Re open letter to Bruce McLennan, chair Yukon Utilities Board:
The Yukon Utilities Board finalized two decisions in the past month, both of these negatively affecting the bottom line for ratepayers of electricity.
The first decision will see our general residential and small business bills increase on July 1 by somewhere in the three per cent range, for what is called a Rider F change advisory Ã‰ an increase in the price of fuel oil.
Granted the price of this commodity has gone up in the last quarter, so we expected some increase. This is not our beef.
The issue here is that the utilities made application to charge for increase in fuel prices for all the diesel being used, above and beyond what the board accepted as the forecast in the last general rate review.
Although there is a government decree, Order-in-Council 1995/090, giving Yukon Electrical and Yukon Energy the statute to adjust their rates to retail customers and major industrial customers so as to reflect fluctuations in the prices for diesel fuel, it does not specifically give them intrinsic rights to charge for price fluctuations in the amounts of fuel they have burned above and beyond their own forecasts. These forecasts were accepted and so approved by this board.
Accordingly, UCG submits that this board has the mandate and the obligation to reflect these forecasts in their future decisions on Rider F, until there is another rate review.
The second decision will cost ratepayers more as well, albeit just a few cents per billing.
This comes with Order 2011-05, which provides new rate schedules for the companies; i.e. charges resulting from the blending of two riders into the common customer and energy charges. This will result in an easier bill to read with new basic customer charge of $14.65; combined with a new energy charge regime of 12.14 cents per kilowatt hour for first 1,000 kilowatt hours.; 12.82 cents per kilowatt hour between 1,001-2500 kilowatt hours, and 13.99 cents per kilowatt hour in excess of 2,500 kilowatt hours.

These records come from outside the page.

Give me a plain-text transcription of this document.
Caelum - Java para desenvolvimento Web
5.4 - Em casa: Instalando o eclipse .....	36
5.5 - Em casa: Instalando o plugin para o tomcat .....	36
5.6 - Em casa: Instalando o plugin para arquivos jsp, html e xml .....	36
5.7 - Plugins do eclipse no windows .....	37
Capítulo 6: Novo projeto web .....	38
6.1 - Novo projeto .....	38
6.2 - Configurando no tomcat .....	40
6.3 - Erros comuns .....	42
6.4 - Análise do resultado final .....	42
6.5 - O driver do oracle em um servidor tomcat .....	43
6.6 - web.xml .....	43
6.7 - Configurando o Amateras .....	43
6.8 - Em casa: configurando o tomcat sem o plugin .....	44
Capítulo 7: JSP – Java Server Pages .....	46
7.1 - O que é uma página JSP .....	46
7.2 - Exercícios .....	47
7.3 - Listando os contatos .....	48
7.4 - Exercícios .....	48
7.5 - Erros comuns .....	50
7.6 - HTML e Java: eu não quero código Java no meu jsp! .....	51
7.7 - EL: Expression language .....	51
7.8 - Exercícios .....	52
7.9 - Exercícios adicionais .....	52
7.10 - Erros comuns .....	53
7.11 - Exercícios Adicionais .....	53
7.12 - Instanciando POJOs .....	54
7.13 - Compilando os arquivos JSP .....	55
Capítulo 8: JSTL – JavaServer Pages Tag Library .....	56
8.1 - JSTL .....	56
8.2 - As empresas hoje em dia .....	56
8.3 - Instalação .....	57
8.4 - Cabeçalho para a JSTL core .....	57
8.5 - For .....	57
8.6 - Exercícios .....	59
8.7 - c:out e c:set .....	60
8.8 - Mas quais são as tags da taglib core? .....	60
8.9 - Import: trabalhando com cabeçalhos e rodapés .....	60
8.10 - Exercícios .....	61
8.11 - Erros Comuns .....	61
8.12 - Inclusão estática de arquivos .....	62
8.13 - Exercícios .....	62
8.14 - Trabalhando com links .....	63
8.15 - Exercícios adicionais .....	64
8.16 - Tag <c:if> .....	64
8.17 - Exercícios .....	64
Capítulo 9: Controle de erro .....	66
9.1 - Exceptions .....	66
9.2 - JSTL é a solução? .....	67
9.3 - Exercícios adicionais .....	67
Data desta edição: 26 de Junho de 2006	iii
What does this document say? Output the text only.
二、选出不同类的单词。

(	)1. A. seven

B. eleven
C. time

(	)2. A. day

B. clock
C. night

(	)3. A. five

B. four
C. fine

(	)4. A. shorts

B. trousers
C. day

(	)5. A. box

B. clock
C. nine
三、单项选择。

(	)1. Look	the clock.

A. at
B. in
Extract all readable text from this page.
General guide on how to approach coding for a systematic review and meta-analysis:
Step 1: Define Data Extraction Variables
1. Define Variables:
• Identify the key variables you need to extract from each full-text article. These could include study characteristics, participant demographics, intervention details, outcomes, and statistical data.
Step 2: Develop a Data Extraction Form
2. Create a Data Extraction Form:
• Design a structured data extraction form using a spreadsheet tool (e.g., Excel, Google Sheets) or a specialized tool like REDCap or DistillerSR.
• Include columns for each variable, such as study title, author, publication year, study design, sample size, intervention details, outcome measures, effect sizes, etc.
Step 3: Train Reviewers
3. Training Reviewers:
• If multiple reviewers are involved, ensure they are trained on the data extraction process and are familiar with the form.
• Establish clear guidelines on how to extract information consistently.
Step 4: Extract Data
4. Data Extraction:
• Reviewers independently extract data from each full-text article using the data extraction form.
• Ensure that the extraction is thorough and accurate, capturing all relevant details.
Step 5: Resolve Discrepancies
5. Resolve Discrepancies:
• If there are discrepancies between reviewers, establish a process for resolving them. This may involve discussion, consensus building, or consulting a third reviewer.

In board order 2010-13 appendix A, Reasons, on page 33, the board specified a rate of 12.13 cents per kilowatt hour for the first 1,000kW.h. UCG requested this be tweaked even more to 12.12 in the compliance filing, so that this new method would reach parity with the old prior billing.
The companies went ahead and used what they wanted, the 12.14 cents/kW.h. What this means is that the utilities will be receiving several cents more for each billing than if they were still using the prior billing schedules with the rate riders isolated.
This reminds me of the financier in England who took a few cents off each account in each billing period.
When all was said and done, he made millions of dollars from this trivial amount.
The companies will accumulate these few cents per each customer billing into perpetuity and this becomes thousands of dollars each year.
Why did this board do nothing to correct these matters and so protect the ratepayer?